Comment 53034

By Shempatolla (registered) - website | Posted December 13, 2010 at 15:35:24

Maybe if the west placed more conditions instead of less on the aid it dished out to the "developing world " we might see some better results for our investments. Qualification for this money has to amount to more than "we're poor, give us money". We can argue till the cows come home about regimes with human rights abuses and who supported them.

And I'm sorry but there is a right and a wrong, and it is important to remember which is which and who is who. How many former east bloc nations elected to stay aligned with Russia after the fall of the iron curtain? Poland, The Czechs AND Slovaks, the former East Germany, Hungary, Bulgaria, Ukraine have all lined up to sign trade, travel, airspace, and defence treaties with the west. Most of them want to enter NATO.

With respect to Cuba and its living standards. If things are so rosy, why won't the Castro brothers have free and open elections? Why is property ownership forbidden? Why are resort workers searched daily when they leave? Why do every year thousands of Cubans try to flee( in ramshackle rafts and boats overloaded to the point of sinking ) across the 90 miles of sea to Florida?

China has had confrontations with both India and Russia, threatens Taiwan with invasion oh every other week, does little if anything to reign in that wack job Kim Jong Il, has grown increasingly aggressive in the use of its navy in claiming the Spratly Islands. Bejing has exported ballistic missile technology to Iran, large arms sales to Sudan, and generally stirs the pot whenever and where ever it can to make things difficult for the US.

Russian "democracy" has take a big step backward with the media tightly controlled, journalists murdered and disappeared, businessmen imprisoned on bogus tax charges and their companies seized and merged with state owned oligarchies, and business and organized crime rolled into one big hybrid of the wild west and Capone's Chicago. The Russians have brually prosecuted a civil revolt in Chechnya with tens of thousands killed.

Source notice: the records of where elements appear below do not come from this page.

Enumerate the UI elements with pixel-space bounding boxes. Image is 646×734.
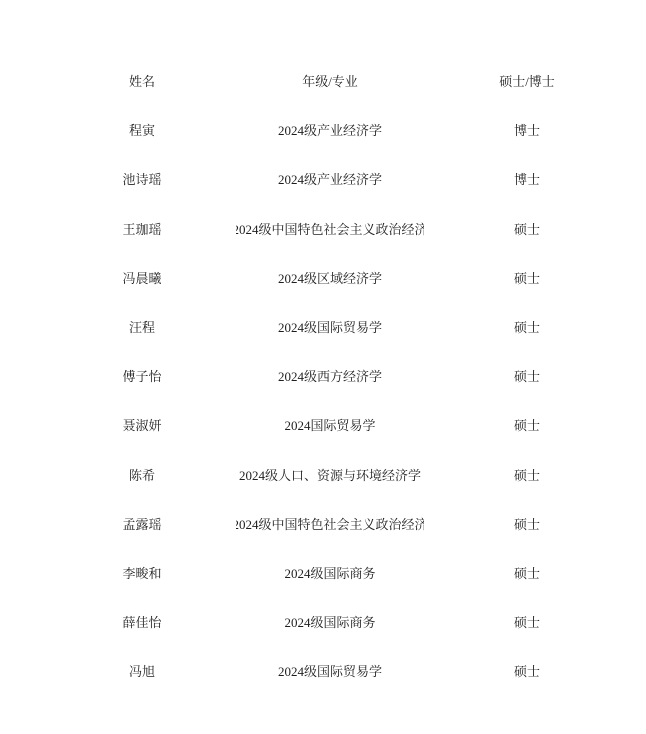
header-degree: 硕士/博士 [487,57,567,106]
cell-major: 2024国际贸易学 [236,401,424,450]
cell-degree: 硕士 [487,647,567,696]
header-name: 姓名 [100,57,184,106]
cell-name: 程寅 [100,106,184,155]
cell-major: 2024级中国特色社会主义政治经济 [236,205,424,254]
cell-major-text: 2024级人口、资源与环境经济学 [239,451,421,500]
student-table: 姓名 年级/专业 硕士/博士 程寅 2024级产业经济学 博士 池诗瑶 2024… [100,57,580,696]
cell-degree: 博士 [487,155,567,204]
cell-major: 2024级人口、资源与环境经济学 [236,451,424,500]
cell-degree: 硕士 [487,352,567,401]
cell-major-text: 2024级产业经济学 [278,106,382,155]
table-row: 薛佳怡 2024级国际商务 硕士 [100,598,580,647]
cell-major: 2024级西方经济学 [236,352,424,401]
cell-major: 2024级区域经济学 [236,254,424,303]
header-major: 年级/专业 [236,57,424,106]
cell-degree: 硕士 [487,500,567,549]
cell-name: 傅子怡 [100,352,184,401]
cell-name: 池诗瑶 [100,155,184,204]
table-row: 傅子怡 2024级西方经济学 硕士 [100,352,580,401]
cell-major: 2024级中国特色社会主义政治经济 [236,500,424,549]
table-row: 池诗瑶 2024级产业经济学 博士 [100,155,580,204]
cell-name: 冯旭 [100,647,184,696]
cell-name: 陈希 [100,451,184,500]
table-row: 聂淑妍 2024国际贸易学 硕士 [100,401,580,450]
cell-major-text: 2024级国际贸易学 [278,647,382,696]
cell-degree: 硕士 [487,254,567,303]
cell-degree: 硕士 [487,451,567,500]
document-page: 姓名 年级/专业 硕士/博士 程寅 2024级产业经济学 博士 池诗瑶 2024… [0,0,646,734]
cell-degree: 硕士 [487,549,567,598]
table-header-row: 姓名 年级/专业 硕士/博士 [100,57,580,106]
cell-name: 冯晨曦 [100,254,184,303]
cell-major-text: 2024级西方经济学 [278,352,382,401]
cell-degree: 硕士 [487,598,567,647]
cell-major-text: 2024级国际贸易学 [278,303,382,352]
table-row: 冯旭 2024级国际贸易学 硕士 [100,647,580,696]
cell-degree: 硕士 [487,205,567,254]
cell-major-text: 2024级中国特色社会主义政治经济 [236,205,424,254]
cell-major: 2024级产业经济学 [236,106,424,155]
cell-major-text: 2024级国际商务 [284,598,375,647]
table-row: 程寅 2024级产业经济学 博士 [100,106,580,155]
table-row: 陈希 2024级人口、资源与环境经济学 硕士 [100,451,580,500]
cell-degree: 硕士 [487,303,567,352]
cell-name: 孟露瑶 [100,500,184,549]
cell-major-text: 2024级产业经济学 [278,155,382,204]
cell-name: 李畯和 [100,549,184,598]
cell-major-text: 2024级区域经济学 [278,254,382,303]
table-row: 王珈瑶 2024级中国特色社会主义政治经济 硕士 [100,205,580,254]
table-row: 孟露瑶 2024级中国特色社会主义政治经济 硕士 [100,500,580,549]
table-row: 李畯和 2024级国际商务 硕士 [100,549,580,598]
table-row: 冯晨曦 2024级区域经济学 硕士 [100,254,580,303]
cell-major-text: 2024级中国特色社会主义政治经济 [236,500,424,549]
cell-major: 2024级国际贸易学 [236,303,424,352]
cell-name: 汪程 [100,303,184,352]
cell-name: 王珈瑶 [100,205,184,254]
cell-major: 2024级国际贸易学 [236,647,424,696]
cell-major: 2024级国际商务 [236,598,424,647]
cell-name: 聂淑妍 [100,401,184,450]
cell-major-text: 2024级国际商务 [284,549,375,598]
cell-name: 薛佳怡 [100,598,184,647]
cell-major: 2024级产业经济学 [236,155,424,204]
cell-major-text: 2024国际贸易学 [284,401,375,450]
cell-major: 2024级国际商务 [236,549,424,598]
cell-degree: 博士 [487,106,567,155]
cell-degree: 硕士 [487,401,567,450]
table-row: 汪程 2024级国际贸易学 硕士 [100,303,580,352]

The wackos that run Iran, despite the increasingly vocal civil disobedience continue to persecute it's gay and lesbian population, there is no such thing as freedom of speech, Iran continues to defy the international community in it's pursuit of nuclear weapons, is involved in financing terrorist organizations in Iraq, Palestine, Lebanon, Afghanistan, Pakistan.

During the Pax Romana, the Pax Britannica, and the last century the Pax Americana the majority of the world saw long periods of relative peace. It did so because each of those imperial powers exerted vast influence in the world, had well established organized and structured colonial systems with defined rules of conduct and corresponding trade systems which brought prosperity to large portions of the known world. Each of those powers limited or eliminated the possibility of large scale wars by involving itself regionally where required and yes in sometimes brutal and predatory fashion. This served both its own aims and the greater aim of relative peace. We've seen a disintegration of this to some degree because of a combination of many contributing factors including but not limited to poor policies, the expansion and access to multimedia by everyone, the general decline in the willingness of western societies to defend their principles and interests in the world.

The world is probably a more dangerous place now than it was at the height of the cold war. It will be interesting to see what happens. It is far from the fault of the United States.